Comments here appeared to suggest that in cases of fraud by the trustee there is no need to prove causation. The court will assume it.
If the loss would have happened anyway then this will fail the “but for” test.
Personal Liability of a Trustee - Equitable Compensation?
Canson Enterprises Ltd v Boughton & Co
Canadian case. Causal link cannot be too tenuous - additionally this chain can be broken. Goes along with dicta from Millet LJ in Bristol and West Building Society v Mothew - however this is not Binding, nor English law.
Breach - Unauthorised Profit
Dimes v Scott
Set-off between wrongful transactions? No. If you make £5 wrongfully and then proceed to lose £10 in another unauthorised transaction, you cannot set-off these amounts.
Breach - Unauthorised Profit - Exception?
Fletcher v Green
Where the profit/loss arises from the same transaction/BoT. Here they had made an unauthorised investment and sold it as a loss. The proceeds were paid into court and invested by the court and a gain was made. The court said the trustee could set the gain against the loss but gave no reasoning for this decision. The case is explained on the basis that the facts involved a continuing BoT relating to the same property.
Breach - Unauthorised Profit - Exception?
Bartlett v Barclays Bank Trust Company
Took a flexible approach to the exception though. This was the case where trustees failed to oversee the directors of a company in which the trust had shares. They had invested in two property development schemes, one was a success and the other a disaster. It was held the trustee could offset the gain from the successful investment from the loss from the bad one.

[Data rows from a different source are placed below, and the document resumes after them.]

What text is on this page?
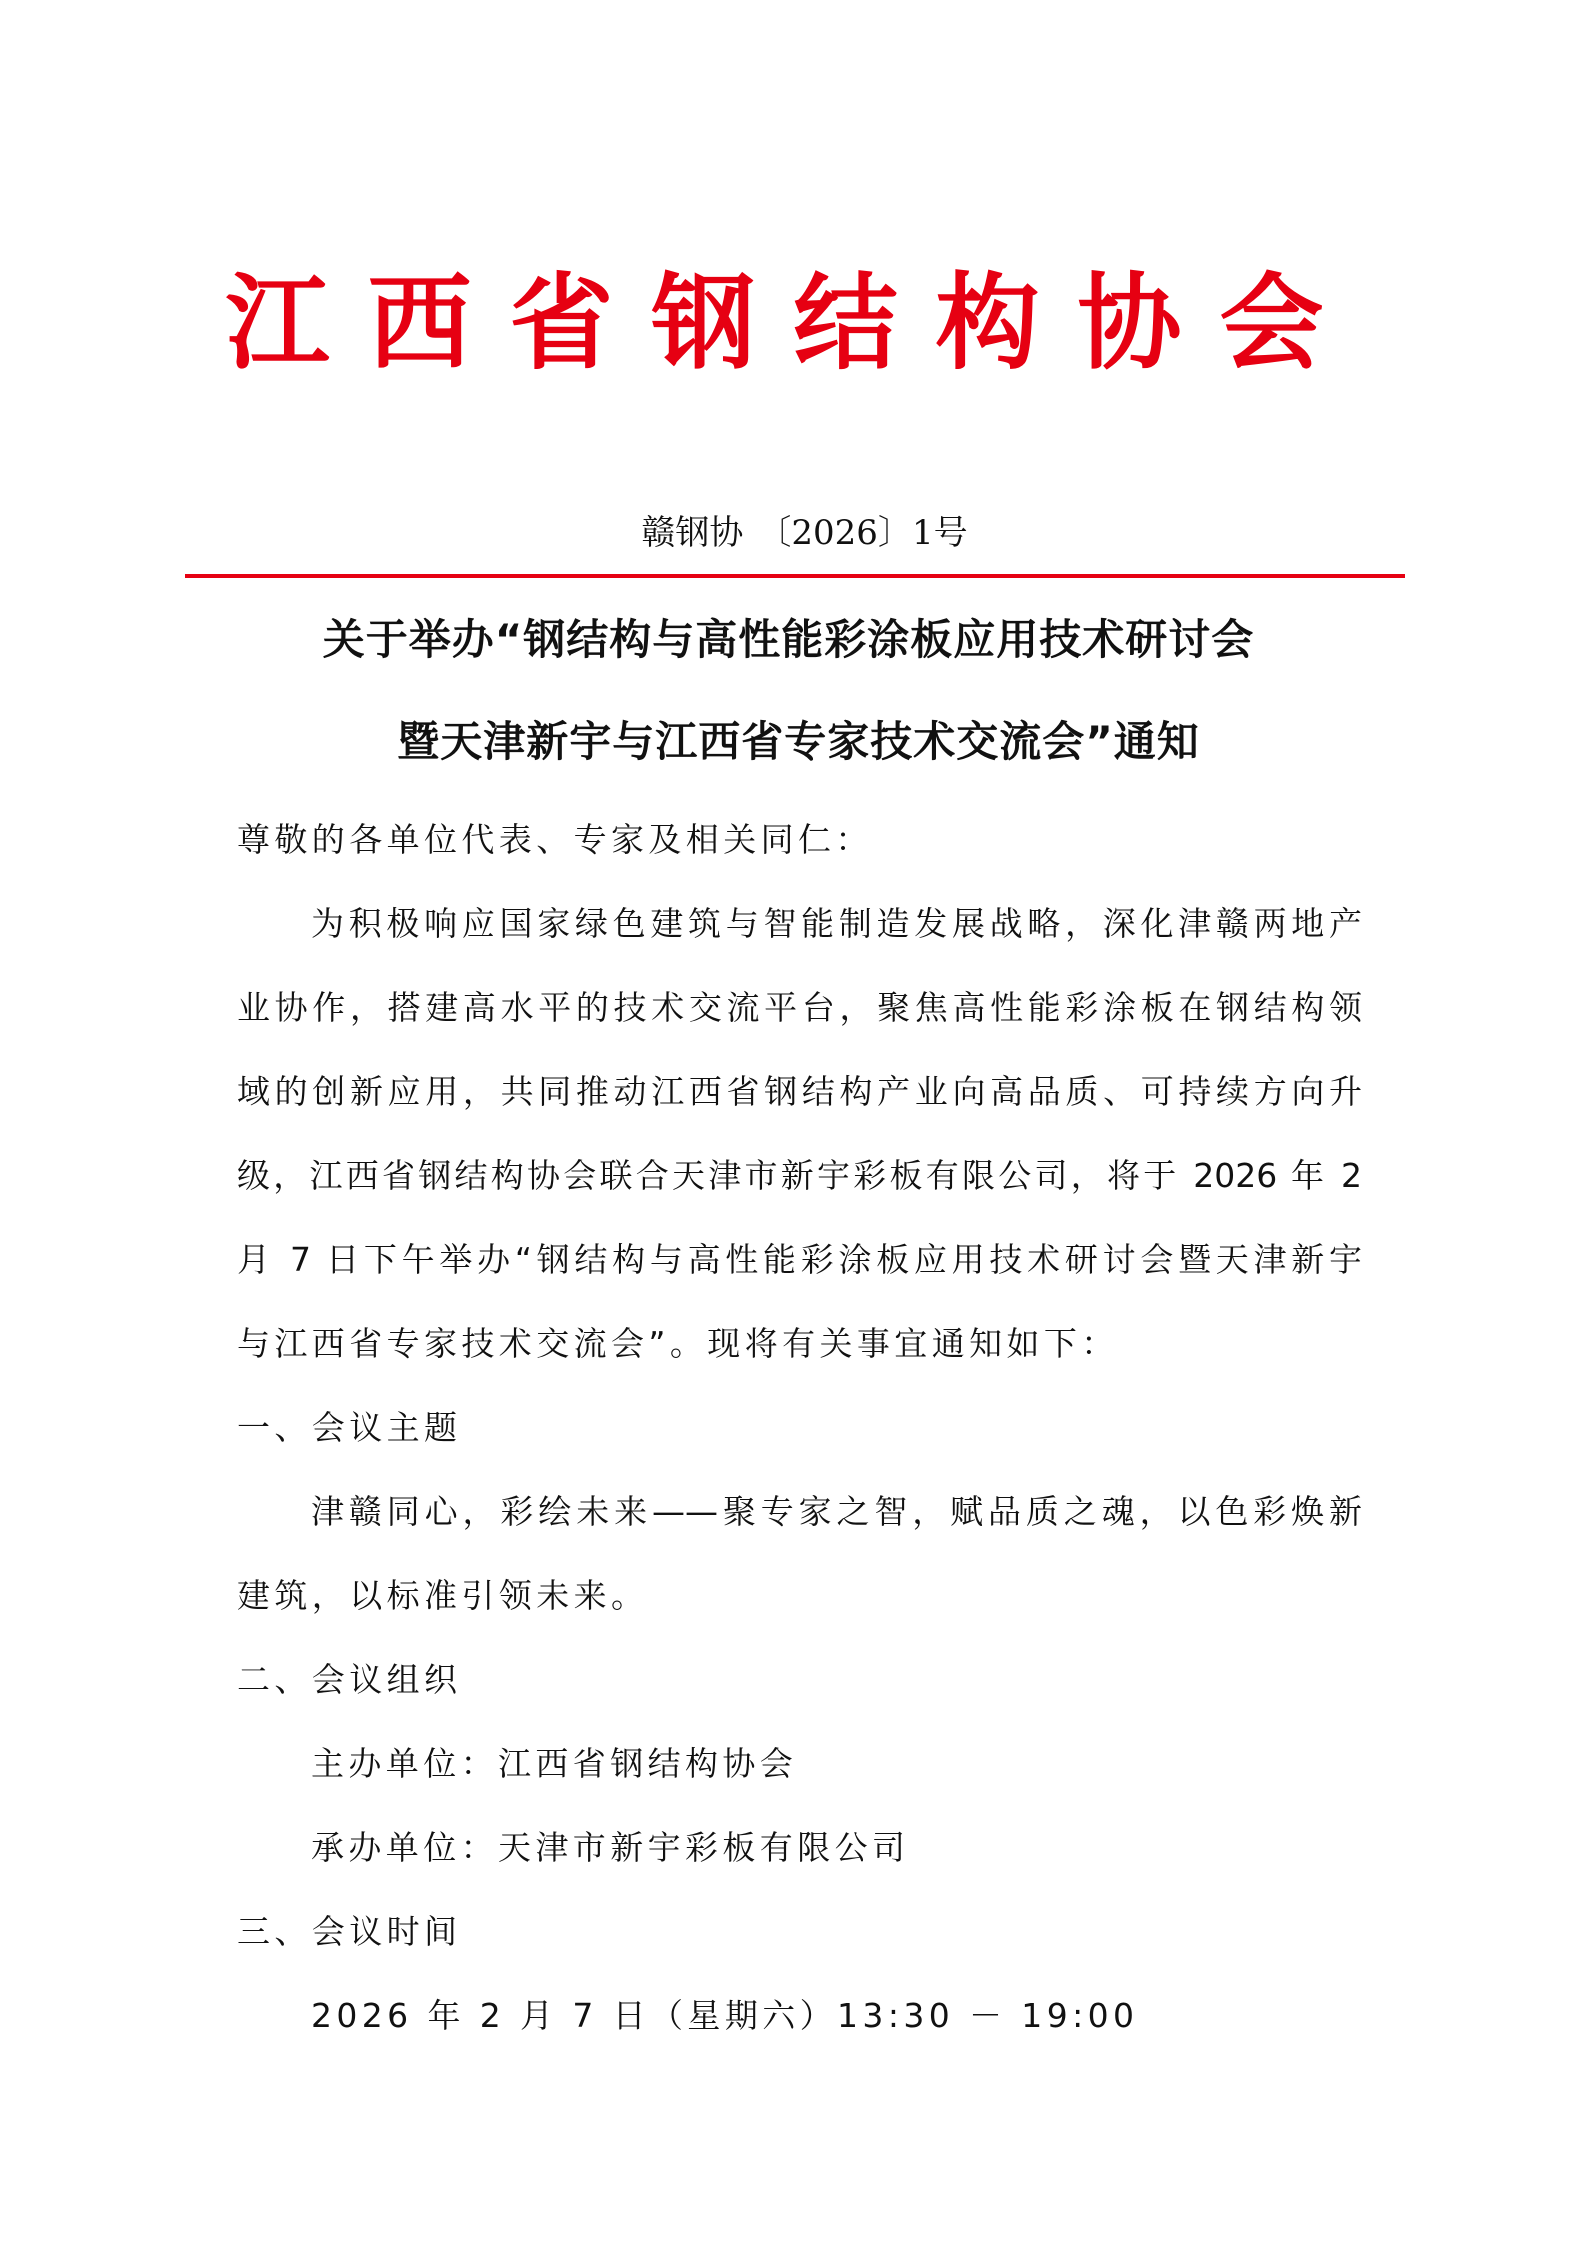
江西省钢结构协会
赣钢协 〔2026〕1号
关于举办“钢结构与高性能彩涂板应用技术研讨会
暨天津新宇与江西省专家技术交流会”通知
尊敬的各单位代表、专家及相关同仁：
为积极响应国家绿色建筑与智能制造发展战略，深化津赣两地产
业协作，搭建高水平的技术交流平台，聚焦高性能彩涂板在钢结构领
域的创新应用，共同推动江西省钢结构产业向高品质、可持续方向升
级，江西省钢结构协会联合天津市新宇彩板有限公司，将于 2026 年 2
月 7 日下午举办“钢结构与高性能彩涂板应用技术研讨会暨天津新宇
与江西省专家技术交流会”。现将有关事宜通知如下：
一、会议主题
津赣同心，彩绘未来——聚专家之智，赋品质之魂，以色彩焕新
建筑，以标准引领未来。
二、会议组织
主办单位：江西省钢结构协会
承办单位：天津市新宇彩板有限公司
三、会议时间
2026 年 2 月 7 日（星期六）13:30 － 19:00
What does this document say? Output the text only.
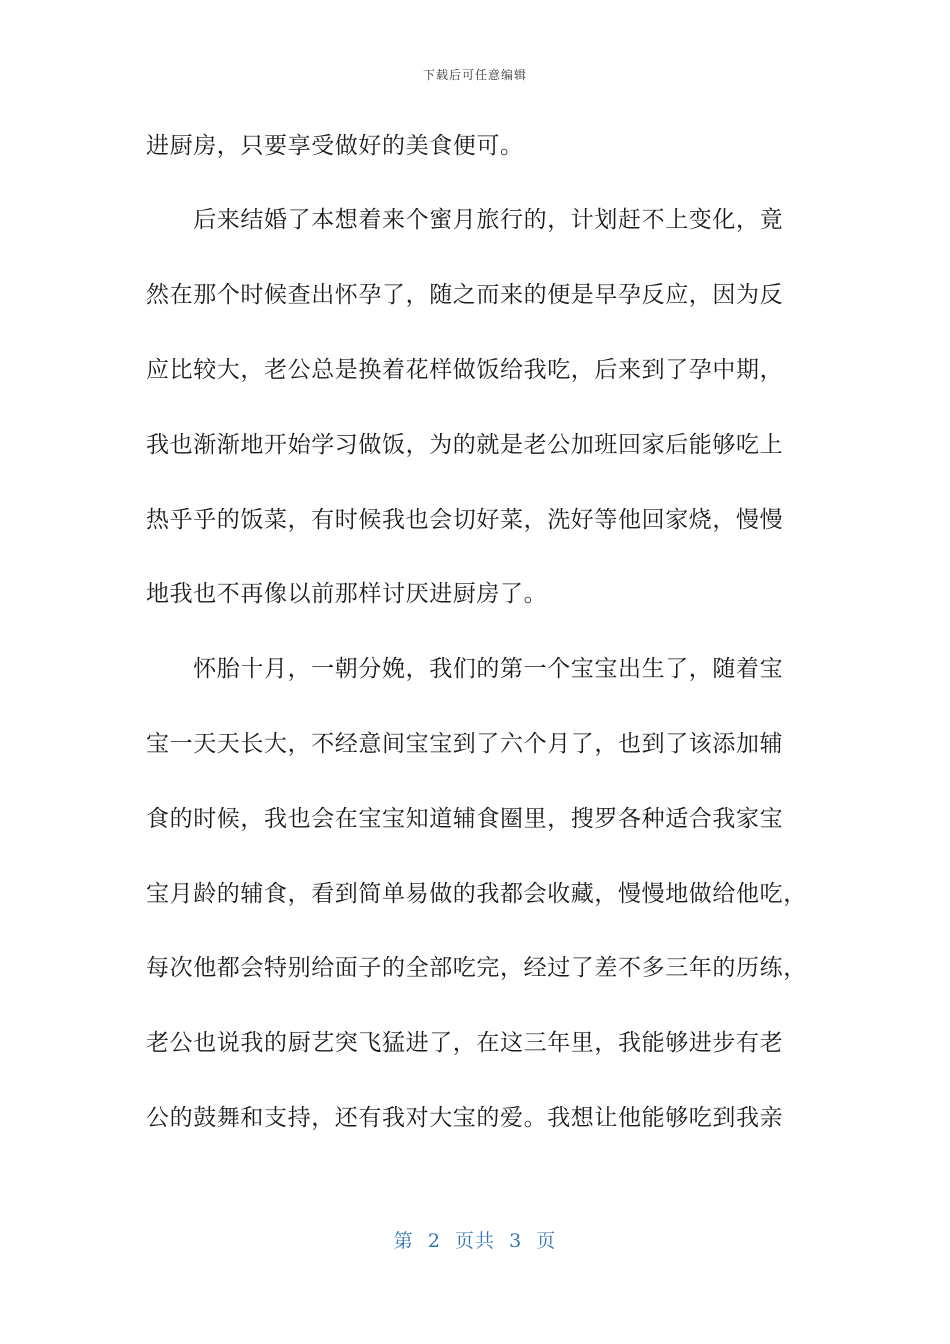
下载后可任意编辑
进厨房，只要享受做好的美食便可。
　　后来结婚了本想着来个蜜月旅行的，计划赶不上变化，竟
然在那个时候查出怀孕了，随之而来的便是早孕反应，因为反
应比较大，老公总是换着花样做饭给我吃，后来到了孕中期，
我也渐渐地开始学习做饭，为的就是老公加班回家后能够吃上
热乎乎的饭菜，有时候我也会切好菜，洗好等他回家烧，慢慢
地我也不再像以前那样讨厌进厨房了。
　　怀胎十月，一朝分娩，我们的第一个宝宝出生了，随着宝
宝一天天长大，不经意间宝宝到了六个月了，也到了该添加辅
食的时候，我也会在宝宝知道辅食圈里，搜罗各种适合我家宝
宝月龄的辅食，看到简单易做的我都会收藏，慢慢地做给他吃，
每次他都会特别给面子的全部吃完，经过了差不多三年的历练，
老公也说我的厨艺突飞猛进了，在这三年里，我能够进步有老
公的鼓舞和支持，还有我对大宝的爱。我想让他能够吃到我亲
第  2  页共  3  页
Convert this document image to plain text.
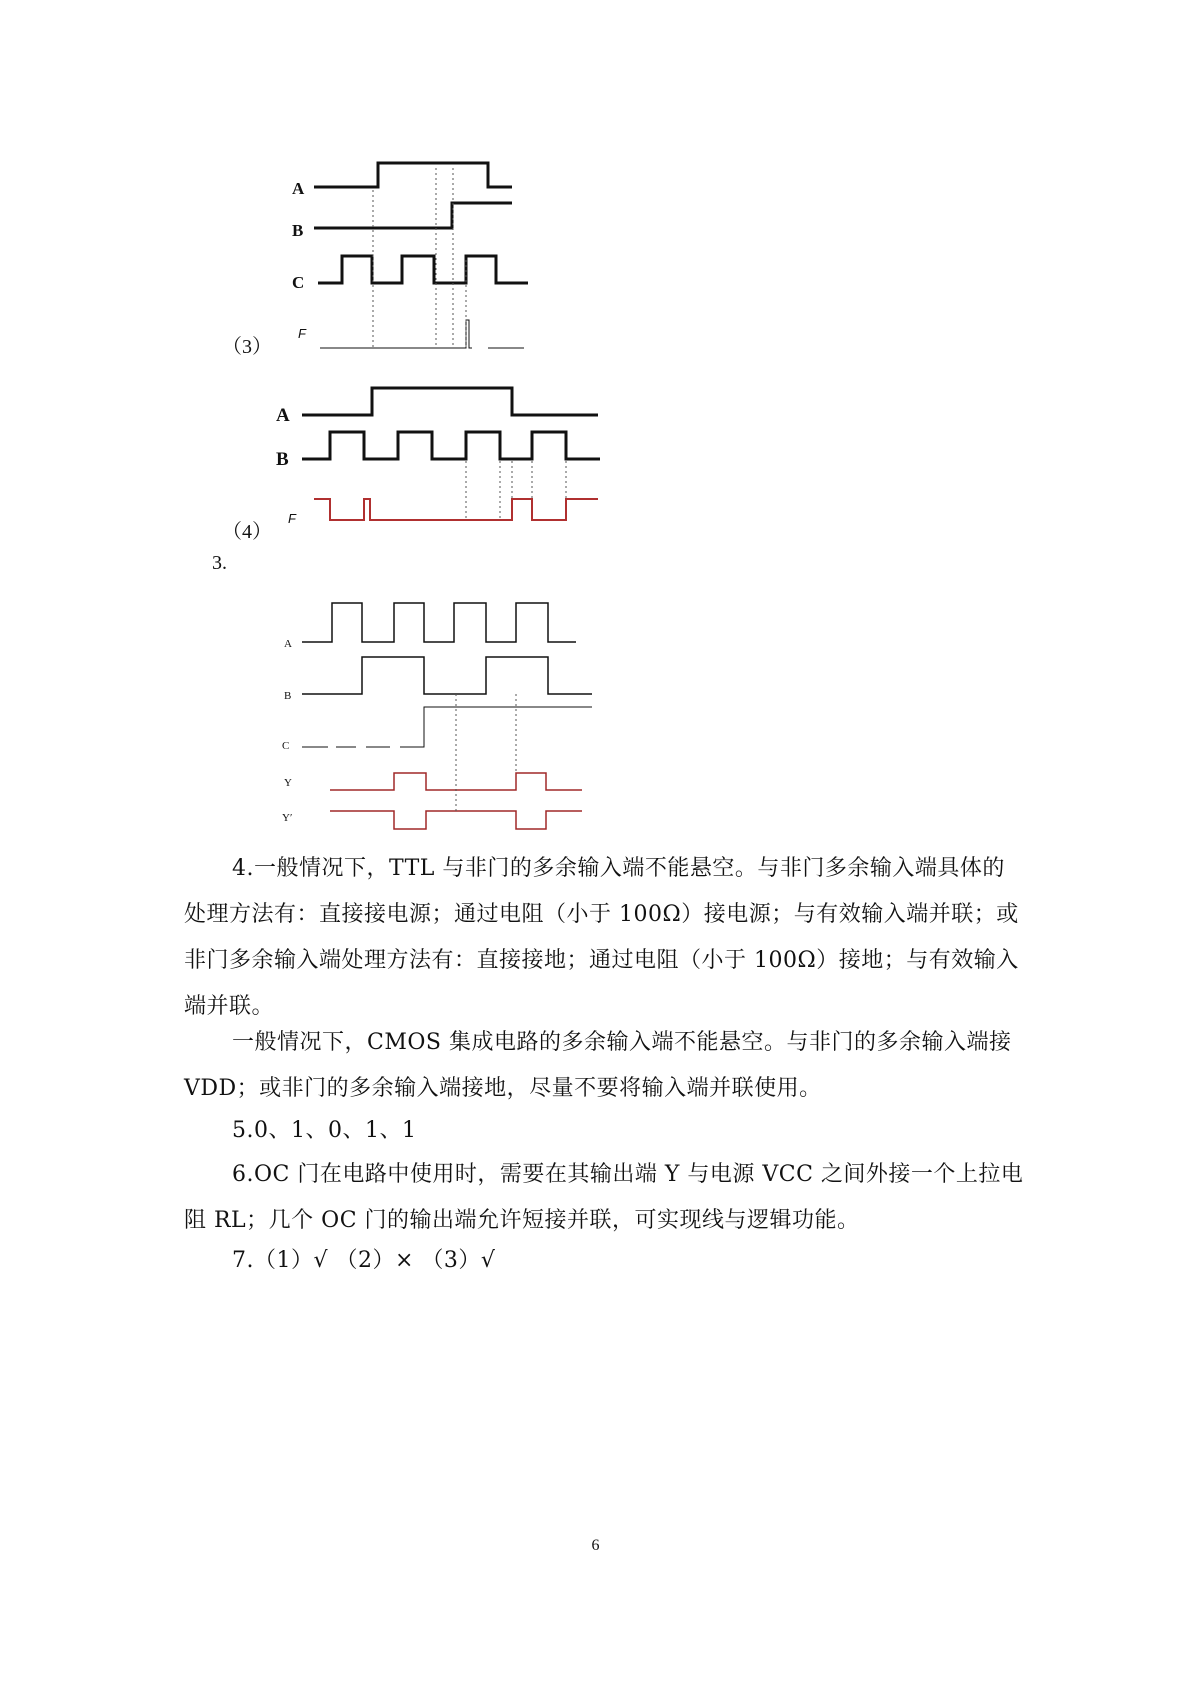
（3）
（4）
3.
A
B
C
F
A
B
F
A
B
C
Y
Y′

4.一般情况下，TTL 与非门的多余输入端不能悬空。与非门多余输入端具体的处理方法有：直接接电源；通过电阻（小于 100Ω）接电源；与有效输入端并联；或非门多余输入端处理方法有：直接接地；通过电阻（小于 100Ω）接地；与有效输入端并联。

一般情况下，CMOS 集成电路的多余输入端不能悬空。与非门的多余输入端接 VDD；或非门的多余输入端接地，尽量不要将输入端并联使用。

5.0、1、0、1、1

6.OC 门在电路中使用时，需要在其输出端 Y 与电源 VCC 之间外接一个上拉电阻 RL；几个 OC 门的输出端允许短接并联，可实现线与逻辑功能。

7.（1）√ （2）× （3）√

6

There is clearly less of a connection between the transactions than in F v G thought they stemmed from the same policy (speculative investment) and in fact part of the profit from the good investment was used to finance the unsuccessful one. The profit/loss clearly didn’t come from the same transaction, in general terms you could say they come from the same wrongful course of conduct. It clearly seems to be flexible in allowing some set off.
Liability Between Trustees -
Civil Liability Contribution Act 1978 – s1(1)
Where 2+ trustees are guilty of a breach which has led to the same loss they will be jointly and severally liable for it. If one trustee alone is sued and another helped to cause it they may seek at least a contribution from the other.
s.1(1) CLCA 1978 allows for any person liable in respect of any damage suffered by another to recover a contribution from any other person liable for the same damage.
The court has a discretion as to the respective contribution required. It will be what is just and equitable given each person’s responsibility for the damage in question.
Liability Between Trustees -
Indemnity? (4)
- Where one trustee is guilty of fraud.
- Where a trustee is a solicitor and has a controlling influence: Head v Gould
- Where a trustee has exclusively benefited from the breach of trust.
- Where a trustee is a beneficiary and his interest is capable of being impounded: Chillingworth v Chambers
Here the impounded interest will be used first to satisfy the claim, thereafter the trustees share liability.